De nouvelles installations fixes ne peuvent être
construites que si les immissions causées par le bruit de ces seules
installations ne dépassent pas les valeurs de planification dans le voisinage,
situées en dessous des valeurs limites d’immissions (art. 25 al. 1er
en relation avec l’art. 23 LPE). Des allègements peuvent être accordées à
certaines conditions (cf. art. 25 al. 2 et 3 LPE). Selon l'art. 7
OPB, les émissions de bruit d'une nouvelle installation fixe seront limitées
conformément aux dispositions de l'autorité d'exécution, d'une part, dans la
mesure où cela est réalisable sur le plan de la technique et de l'exploitation
et économiquement supportable (let. a), et, d'autre part, de telle façon que
les immissions de bruit dues exclusivement à l'installation en cause ne
dépassent pas les valeurs de planification (let. b). La protection contre
le bruit est en effet assurée par l'application cumulative des valeurs de
planification et du principe de la limitation préventive des émissions (cf. ATF 141 II 476 consid. 3.2, et les références citées; voir aussi TF 1C_389/2019 du
27 janvier 2021 consid. 2.2, les deux arrêts précités concernant des
pompes à chaleur).
Les installations existantes qui ne satisfont pas
aux prescriptions légales doivent être assainies (cf. art. 16 LPE), dans la
mesure où cela est réalisable sur le plan de la technique et de l'exploitation
et économiquement supportable (art. 13 al. 2 let. a OPB), et de telle façon que
les valeurs limites d'immission ne soient plus dépassées (let. b).
La législation en matière de protection contre le
bruit prévoit enfin des dispositions particulières pour les anciennes
installations (notablement) modifiées (art. 18 LPE et 8 OPB) (cf. arrêt TF
Considérants
1C_339/2019 du 27 novembre 2020 consid. 5.3).
3.
a) aa) En l’espèce, le recourant habite dans un bâtiment sis à ********,
à Corsier-sur-Vevey, soit à proximité du terminus Vevey-Funiculaire de la ligne
de bus n° 201. Dans ce cadre, il se plaint essentiellement des nuisances
sonores provoquées par le système de ventilation (climatisation/chauffage) dont
sont dotés les bus récemment acquis par le tiers intéressé.

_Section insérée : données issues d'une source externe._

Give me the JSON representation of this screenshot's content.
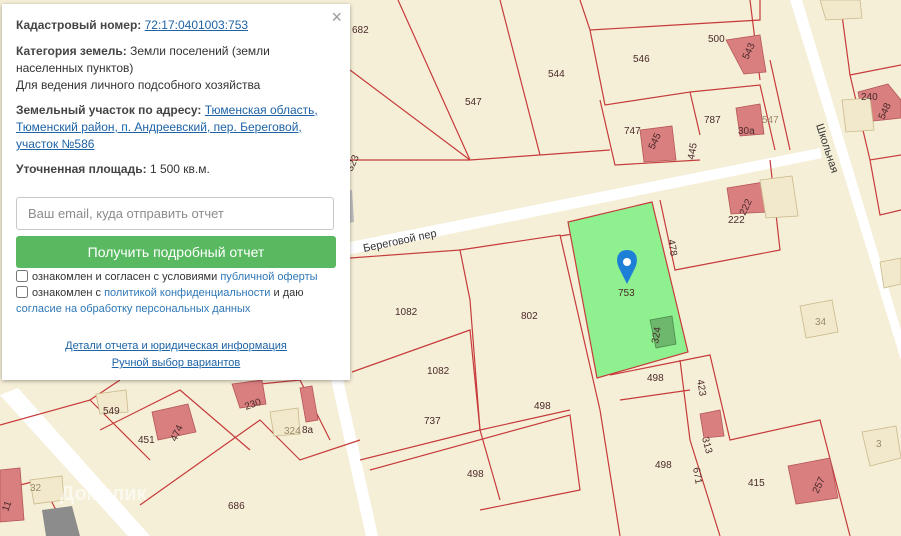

bb) Il ressort en l’occurrence des éléments du
dossier que l’autorité intimée s’est fondée, pour refuser d’entrer en matière
sur la plainte du recourant tendant à ce que des mesures soient prises pour
limiter les nuisances sonores des ventilations (climatisation/chauffage) des
bus VMCV SA, uniquement sur la note de synthèse établie le 27 septembre 2021 par
un bureau d’ingénieurs à la requête de VMCV SA. La DGE n’a ainsi procédé
elle-même à aucune mesure de bruit ni constat sur place, se contentant de la
note de synthèse précitée pour rendre la décision entreprise. Il découle toutefois
des écritures des parties que cette note de synthèse, qui n’est, comme son
intitulé l’indique, qu’une note de synthèse, semble se baser sur un rapport
d’expertise du bureau d’ingénieurs daté du 13 août 2021 (cf. notamment réponse
du tiers intéressé du 28 février 2022), dont l’autorité intimée n’a pourtant
pas demandé production avant de rendre sa décision. Or, la note de synthèse,
non seulement comprend des inexactitudes, mais ne répond pas non plus à des
questions dont la résolution est pourtant déterminante en l’occurrence, comme
cela sera exposé ci-après. L’autorité intimée ne pouvait ainsi s’en contenter
pour rendre la décision attaquée.
b) aa) Selon la décision entreprise, l’autorité
intimée a tenu compte d’un degré de sensibilité au bruit III pour la parcelle
sur laquelle se trouve le bâtiment où habite le recourant. Il ressort toutefois
du guichet cartographique cantonal qu’aucun degré de sensibilité au bruit n’a en
fait été attribué à cette parcelle, de même qu’à toute une partie de la Commune
de Corsier-sur-Vevey. Se pose dès lors la question de savoir s’il conviendrait
que soit attribué au bien-fonds où se situe l’immeuble du recourant un degré de
sensibilité au bruit II (en principe prévu pour les zones d’habitation, telle
celle où réside l’intéressé) ou au contraire III (applicable aux zones où sont
admises des entreprises moyennement gênantes). Certaines parcelles proches, affectées
à de l’habitation, en particulier à la zone d’habitation de très faible
densité, bénéficient d’un degré de sensibilité au bruit II, dont on pourrait
penser qu’il doive aussi être attribué à la parcelle n° 133, affectée à
l’habitation. Quoi qu’il en soit, pour que la DGE puisse procéder à une
évaluation correcte en matière de protection contre le bruit, il est nécessaire
qu’un degré de sensibilité au bruit soit attribué à la parcelle sur laquelle
habite le recourant, ce qui n’est en l’occurrence pas le cas.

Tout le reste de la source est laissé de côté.